Llegó hasta una enorme puerta de ónice grabada con símbolos élficos antiguos, y pulsó el cristal translúcido del panel lateral. Con un suave siseo, la estructura reveló un ascensor interno que descendía hasta las profundidades mismas de la biblioteca. La sensación fue breve pero inquietante: una caída controlada hacia una región secreta, un lugar donde sólo unos pocos podían poner pie.
La puerta se abrió y frente a ella se extendía la inmensa sala subterránea, iluminada tenuemente por lámparas de cuarzo azul que proyectaban sombras largas sobre estanterías infinitas, cargadas de antiguos pergaminos y libros olvidados.
—Bienvenida, Elirien —dijo una voz serena desde el interior.
Calanthur esperaba en el centro de la estancia, rodeado de mesas cristalinas donde descansaban códices y cilindros sellados con lacres desgastados por el tiempo. Su larga cabellera plateada, característica de los Altos Elfae, caía sobre una túnica ceremonial bordada con runas que brillaban levemente bajo la luz azulada.
—Vuestra carta fue perturbadora, joven princesa —continuó Calanthur con expresión seria pero serena—. Una visión como la que describisteis puede significar mucho más que un simple sueño o una ilusión pasajera.

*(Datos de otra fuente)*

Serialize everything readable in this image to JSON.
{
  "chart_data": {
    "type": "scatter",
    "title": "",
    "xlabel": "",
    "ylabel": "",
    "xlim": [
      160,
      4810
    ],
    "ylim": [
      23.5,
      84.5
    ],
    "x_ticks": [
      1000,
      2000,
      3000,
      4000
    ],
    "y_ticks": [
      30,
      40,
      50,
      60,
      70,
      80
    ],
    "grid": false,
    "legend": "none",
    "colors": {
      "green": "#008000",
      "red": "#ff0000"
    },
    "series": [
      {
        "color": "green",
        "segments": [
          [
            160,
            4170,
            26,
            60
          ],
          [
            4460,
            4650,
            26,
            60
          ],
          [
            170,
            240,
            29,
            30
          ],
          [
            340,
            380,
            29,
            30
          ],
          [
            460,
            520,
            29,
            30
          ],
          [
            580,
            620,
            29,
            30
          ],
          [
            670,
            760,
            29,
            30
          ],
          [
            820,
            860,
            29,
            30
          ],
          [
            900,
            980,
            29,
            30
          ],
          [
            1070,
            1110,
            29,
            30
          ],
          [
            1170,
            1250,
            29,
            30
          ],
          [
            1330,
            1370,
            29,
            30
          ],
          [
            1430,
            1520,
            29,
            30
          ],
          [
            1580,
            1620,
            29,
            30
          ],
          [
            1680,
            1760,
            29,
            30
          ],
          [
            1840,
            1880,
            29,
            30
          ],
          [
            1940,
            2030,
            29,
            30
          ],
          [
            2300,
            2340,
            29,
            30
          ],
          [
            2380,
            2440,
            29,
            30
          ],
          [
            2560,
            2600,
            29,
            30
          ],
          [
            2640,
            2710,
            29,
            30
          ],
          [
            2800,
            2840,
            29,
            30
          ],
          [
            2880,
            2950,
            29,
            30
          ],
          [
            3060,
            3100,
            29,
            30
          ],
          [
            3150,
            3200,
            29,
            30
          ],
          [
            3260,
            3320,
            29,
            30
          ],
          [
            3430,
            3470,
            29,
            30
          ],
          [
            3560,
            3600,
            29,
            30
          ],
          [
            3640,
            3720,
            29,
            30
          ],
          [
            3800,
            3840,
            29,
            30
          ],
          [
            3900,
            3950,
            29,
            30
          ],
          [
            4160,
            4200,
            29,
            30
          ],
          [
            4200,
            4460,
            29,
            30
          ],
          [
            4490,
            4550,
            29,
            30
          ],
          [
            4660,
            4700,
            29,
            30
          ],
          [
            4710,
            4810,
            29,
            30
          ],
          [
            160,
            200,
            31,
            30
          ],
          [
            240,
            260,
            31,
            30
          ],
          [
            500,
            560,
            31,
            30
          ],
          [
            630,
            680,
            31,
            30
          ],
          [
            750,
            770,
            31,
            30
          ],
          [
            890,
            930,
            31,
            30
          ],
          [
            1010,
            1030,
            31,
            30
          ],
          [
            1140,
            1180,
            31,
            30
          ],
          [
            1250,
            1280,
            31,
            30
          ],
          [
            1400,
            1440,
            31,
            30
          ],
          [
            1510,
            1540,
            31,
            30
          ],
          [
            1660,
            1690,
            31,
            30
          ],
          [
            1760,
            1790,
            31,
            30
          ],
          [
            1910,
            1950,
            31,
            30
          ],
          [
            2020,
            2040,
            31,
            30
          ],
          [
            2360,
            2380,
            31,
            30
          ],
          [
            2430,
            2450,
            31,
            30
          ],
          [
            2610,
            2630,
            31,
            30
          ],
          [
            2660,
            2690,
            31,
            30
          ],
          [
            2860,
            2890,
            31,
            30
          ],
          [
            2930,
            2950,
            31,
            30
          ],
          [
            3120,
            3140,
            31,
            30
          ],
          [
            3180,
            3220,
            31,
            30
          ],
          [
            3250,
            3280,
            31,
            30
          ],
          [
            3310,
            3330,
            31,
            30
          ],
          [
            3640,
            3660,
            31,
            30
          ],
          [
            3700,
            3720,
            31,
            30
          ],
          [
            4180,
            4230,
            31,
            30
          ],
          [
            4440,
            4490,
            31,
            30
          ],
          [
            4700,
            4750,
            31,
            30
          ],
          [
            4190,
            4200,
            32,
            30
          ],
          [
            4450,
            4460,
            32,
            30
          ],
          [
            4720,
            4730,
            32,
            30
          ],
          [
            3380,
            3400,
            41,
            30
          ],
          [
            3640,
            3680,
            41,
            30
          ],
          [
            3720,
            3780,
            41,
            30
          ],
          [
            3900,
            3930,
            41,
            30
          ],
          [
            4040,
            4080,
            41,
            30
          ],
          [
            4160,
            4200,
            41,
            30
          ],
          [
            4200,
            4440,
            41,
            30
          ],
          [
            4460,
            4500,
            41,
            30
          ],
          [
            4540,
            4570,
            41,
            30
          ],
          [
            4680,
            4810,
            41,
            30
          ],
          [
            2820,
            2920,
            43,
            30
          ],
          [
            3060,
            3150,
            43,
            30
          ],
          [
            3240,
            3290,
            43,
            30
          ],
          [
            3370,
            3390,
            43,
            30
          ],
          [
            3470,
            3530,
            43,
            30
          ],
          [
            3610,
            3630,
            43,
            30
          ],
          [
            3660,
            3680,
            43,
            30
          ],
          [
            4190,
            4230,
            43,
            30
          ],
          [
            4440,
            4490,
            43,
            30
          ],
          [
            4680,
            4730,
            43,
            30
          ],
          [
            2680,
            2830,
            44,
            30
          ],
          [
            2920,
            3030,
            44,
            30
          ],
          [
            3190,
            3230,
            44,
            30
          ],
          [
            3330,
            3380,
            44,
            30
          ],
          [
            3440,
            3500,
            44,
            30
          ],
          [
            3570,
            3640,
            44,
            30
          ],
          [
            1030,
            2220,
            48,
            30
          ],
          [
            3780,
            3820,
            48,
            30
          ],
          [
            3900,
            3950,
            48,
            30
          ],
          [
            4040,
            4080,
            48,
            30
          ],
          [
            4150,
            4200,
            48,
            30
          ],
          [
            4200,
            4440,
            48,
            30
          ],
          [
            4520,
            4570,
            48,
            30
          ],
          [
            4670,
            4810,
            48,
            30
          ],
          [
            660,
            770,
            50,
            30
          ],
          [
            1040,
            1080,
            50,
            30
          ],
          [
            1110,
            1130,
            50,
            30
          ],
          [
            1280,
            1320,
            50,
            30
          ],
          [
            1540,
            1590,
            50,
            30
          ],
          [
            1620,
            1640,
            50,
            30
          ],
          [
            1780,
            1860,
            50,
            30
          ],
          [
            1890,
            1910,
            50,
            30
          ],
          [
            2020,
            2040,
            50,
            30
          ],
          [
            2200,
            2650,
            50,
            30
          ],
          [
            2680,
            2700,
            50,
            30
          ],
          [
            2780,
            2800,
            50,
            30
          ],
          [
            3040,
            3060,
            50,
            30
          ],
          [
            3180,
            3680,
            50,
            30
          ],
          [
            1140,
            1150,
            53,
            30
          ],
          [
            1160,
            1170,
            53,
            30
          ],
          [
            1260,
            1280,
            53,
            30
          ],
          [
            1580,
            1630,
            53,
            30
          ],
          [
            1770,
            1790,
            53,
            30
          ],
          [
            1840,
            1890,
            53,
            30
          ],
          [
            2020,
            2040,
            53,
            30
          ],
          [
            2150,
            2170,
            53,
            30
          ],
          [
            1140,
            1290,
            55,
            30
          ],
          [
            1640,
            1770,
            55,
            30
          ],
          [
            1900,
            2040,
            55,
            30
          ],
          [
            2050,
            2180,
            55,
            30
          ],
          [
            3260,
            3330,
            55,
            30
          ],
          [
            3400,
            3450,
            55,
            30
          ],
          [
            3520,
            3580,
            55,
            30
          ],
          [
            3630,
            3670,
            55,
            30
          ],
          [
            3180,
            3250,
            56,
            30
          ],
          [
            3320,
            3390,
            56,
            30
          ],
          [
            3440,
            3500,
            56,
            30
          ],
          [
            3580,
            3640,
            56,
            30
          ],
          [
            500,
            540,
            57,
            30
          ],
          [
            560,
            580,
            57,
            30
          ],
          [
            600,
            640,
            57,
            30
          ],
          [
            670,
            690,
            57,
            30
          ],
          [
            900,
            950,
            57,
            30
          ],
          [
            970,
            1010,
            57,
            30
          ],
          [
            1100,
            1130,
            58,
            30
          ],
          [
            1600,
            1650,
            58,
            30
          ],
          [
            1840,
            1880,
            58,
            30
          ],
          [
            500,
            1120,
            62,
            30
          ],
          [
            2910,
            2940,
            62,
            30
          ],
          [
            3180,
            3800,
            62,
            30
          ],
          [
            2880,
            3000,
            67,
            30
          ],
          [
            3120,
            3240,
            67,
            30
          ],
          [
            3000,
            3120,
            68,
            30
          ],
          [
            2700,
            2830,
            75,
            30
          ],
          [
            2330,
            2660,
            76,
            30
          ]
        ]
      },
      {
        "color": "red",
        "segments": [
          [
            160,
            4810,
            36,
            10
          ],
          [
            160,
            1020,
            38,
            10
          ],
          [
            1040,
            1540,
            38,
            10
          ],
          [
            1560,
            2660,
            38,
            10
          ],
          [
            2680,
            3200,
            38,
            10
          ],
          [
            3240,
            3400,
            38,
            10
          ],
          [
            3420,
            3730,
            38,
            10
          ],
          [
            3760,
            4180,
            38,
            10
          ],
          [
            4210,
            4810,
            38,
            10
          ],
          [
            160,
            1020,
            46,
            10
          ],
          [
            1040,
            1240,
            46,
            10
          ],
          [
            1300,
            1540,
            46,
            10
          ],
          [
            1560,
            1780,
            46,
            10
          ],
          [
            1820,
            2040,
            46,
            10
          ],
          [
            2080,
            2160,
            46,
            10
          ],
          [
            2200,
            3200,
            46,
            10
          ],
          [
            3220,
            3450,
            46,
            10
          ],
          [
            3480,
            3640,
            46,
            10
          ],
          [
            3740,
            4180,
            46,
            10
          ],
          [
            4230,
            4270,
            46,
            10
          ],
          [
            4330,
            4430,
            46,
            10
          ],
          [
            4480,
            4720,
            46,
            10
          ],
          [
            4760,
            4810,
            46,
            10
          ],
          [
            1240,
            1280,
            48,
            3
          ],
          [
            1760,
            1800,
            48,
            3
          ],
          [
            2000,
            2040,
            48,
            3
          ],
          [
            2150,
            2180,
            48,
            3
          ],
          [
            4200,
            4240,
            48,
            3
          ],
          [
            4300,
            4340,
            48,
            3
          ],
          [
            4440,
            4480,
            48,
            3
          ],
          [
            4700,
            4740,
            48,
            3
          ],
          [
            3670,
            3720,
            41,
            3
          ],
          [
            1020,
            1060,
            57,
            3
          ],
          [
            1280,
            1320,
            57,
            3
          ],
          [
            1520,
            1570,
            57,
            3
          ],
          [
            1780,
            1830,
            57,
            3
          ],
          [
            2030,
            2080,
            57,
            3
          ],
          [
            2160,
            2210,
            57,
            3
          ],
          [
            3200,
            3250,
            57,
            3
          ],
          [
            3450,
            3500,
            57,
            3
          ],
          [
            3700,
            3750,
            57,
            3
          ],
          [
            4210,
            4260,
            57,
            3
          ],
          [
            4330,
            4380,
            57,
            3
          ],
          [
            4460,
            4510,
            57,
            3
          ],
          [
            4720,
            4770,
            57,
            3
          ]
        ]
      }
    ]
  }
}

Elirien asintió en silencio, acercándose lentamente hasta él. Sentía una mezcla de alivio y ansiedad al poder compartir aquella carga que había llevado sola hasta ahora.
—La grieta en el vitral —dijo finalmente ella con voz contenida—. Fue demasiado real, Calanthur. ¿Qué podría significar?
El Alto Elfae la observó largamente antes de responder, como si estuviese midiendo cuidadosamente sus palabras.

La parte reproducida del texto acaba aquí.